I’ve seen a number of American roots artists find success first in the U.K., then promote their music in the U.S. You’ve already gotten high profile dates and press over there. How’s it all working out for you?

I found a great label there first before I found one in the States. I also kinda felt like the music, from the beginning, has been a slow walk for me, and I just wanted to keep it as slow as I possibly could. So dividing the world up into territories and just working one little area at a time was a good idea for me, I think. …If there was so much going on in the U.S. and in the U.K. all at one time, I think I probably would’ve lost my mind a little bit. I need to have the down time.

I’ve been coming back to Tennessee every other month. That’s been my pattern for the three years I’ve lived in New York, just to come home and chill at my parents’ house in Jackson. And there hasn’t really been time for that this year. So I’ll be happy to get back there before I have to go back for my next U.K. run. Because that kinda gives me the energy to do what I need to do, to be able to touch down at home and have time. I love to cook, and it’s really important for my health that I eat right.

I mean, all those things with being a traveling artist and being in the [spot]light, I have to think about all of that stuff, if that’s what I really, really want to do for the rest of my life or if I wanna go back to kinda doing it like I was doing it before—if that can happen.

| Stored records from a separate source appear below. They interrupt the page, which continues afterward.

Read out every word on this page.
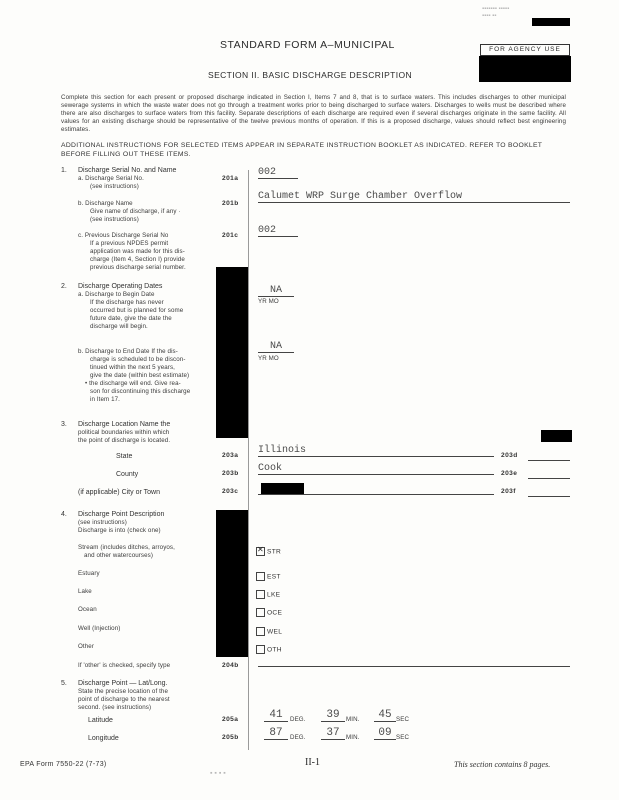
▪▪▪▪▪▪▪ ▪▪▪▪▪
▪▪▪▪ ▪▪
STANDARD FORM A–MUNICIPAL	FOR AGENCY USE
SECTION II. BASIC DISCHARGE DESCRIPTION
Complete this section for each present or proposed discharge indicated in Section I, Items 7 and 8, that is to surface waters. This includes discharges to other municipal sewerage systems in which the waste water does not go through a treatment works prior to being discharged to surface waters. Discharges to wells must be described where there are also discharges to surface waters from this facility. Separate descriptions of each discharge are required even if several discharges originate in the same facility. All values for an existing discharge should be representative of the twelve previous months of operation. If this is a proposed discharge, values should reflect best engineering estimates.
ADDITIONAL INSTRUCTIONS FOR SELECTED ITEMS APPEAR IN SEPARATE INSTRUCTION BOOKLET AS INDICATED. REFER TO BOOKLET BEFORE FILLING OUT THESE ITEMS.
1. Discharge Serial No. and Name
a. Discharge Serial No.
(see instructions)
201a
002
b. Discharge Name
Give name of discharge, if any ·
(see instructions)
201b
Calumet WRP Surge Chamber Overflow
c. Previous Discharge Serial No
If a previous NPDES permit
application was made for this dis-
charge (Item 4, Section I) provide
previous discharge serial number.
201c 002
2. Discharge Operating Dates
a. Discharge to Begin Date
If the discharge has never
occurred but is planned for some
future date, give the date the
discharge will begin.
NA
YR MO
b. Discharge to End Date If the dis-
charge is scheduled to be discon-
tinued within the next 5 years,
give the date (within best estimate)
• the discharge will end. Give rea-
son for discontinuing this discharge
in Item 17.
NA
YR MO
3. Discharge Location Name the
political boundaries within which
the point of discharge is located.
State	203a Illinois	203d
County	203b Cook	203e
(if applicable) City or Town	203c	203f
4. Discharge Point Description
(see instructions)
Discharge is into (check one)
Stream (includes ditches, arroyos,
and other watercourses)
✕ STR
Estuary	EST
Lake	LKE
Ocean	OCE
Well (Injection)	WEL
Other	OTH
If 'other' is checked, specify type	204b
5. Discharge Point — Lat/Long.
State the precise location of the
point of discharge to the nearest
second. (see instructions)
Latitude	205a	41	DEG.	39	MIN.	45 SEC
Longitude	205b	87	DEG.	37	MIN.	09 SEC
EPA Form 7550-22 (7-73)	II-1	This section contains 8 pages.
▪ ▪ ▪ ▪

Buzz acts don’t usually think a lot about trying to control the pace and scale of their careers. I respect the fact that you’re making your own, self-aware choices.

It’s all about the story, really: What story are people able to absorb and understand? Because I know on the level that I was doing music for the last four years, people were really absorbing those stories. And that’s why they gave me money to make a record, because, I mean, they felt it. They were moved by it. It wasn’t just hype or a pretty face or any of that. They really felt the music.

I feel that this record can be a great success, and I want that for it, but I also know that I want to share stories and I want to touch people and inspire people in the way that I’m moved when I listen to a folk song or a country-blues songs. And I want to study more of the heritage of the music and have time for those things. So it depends on how I can balance all of that.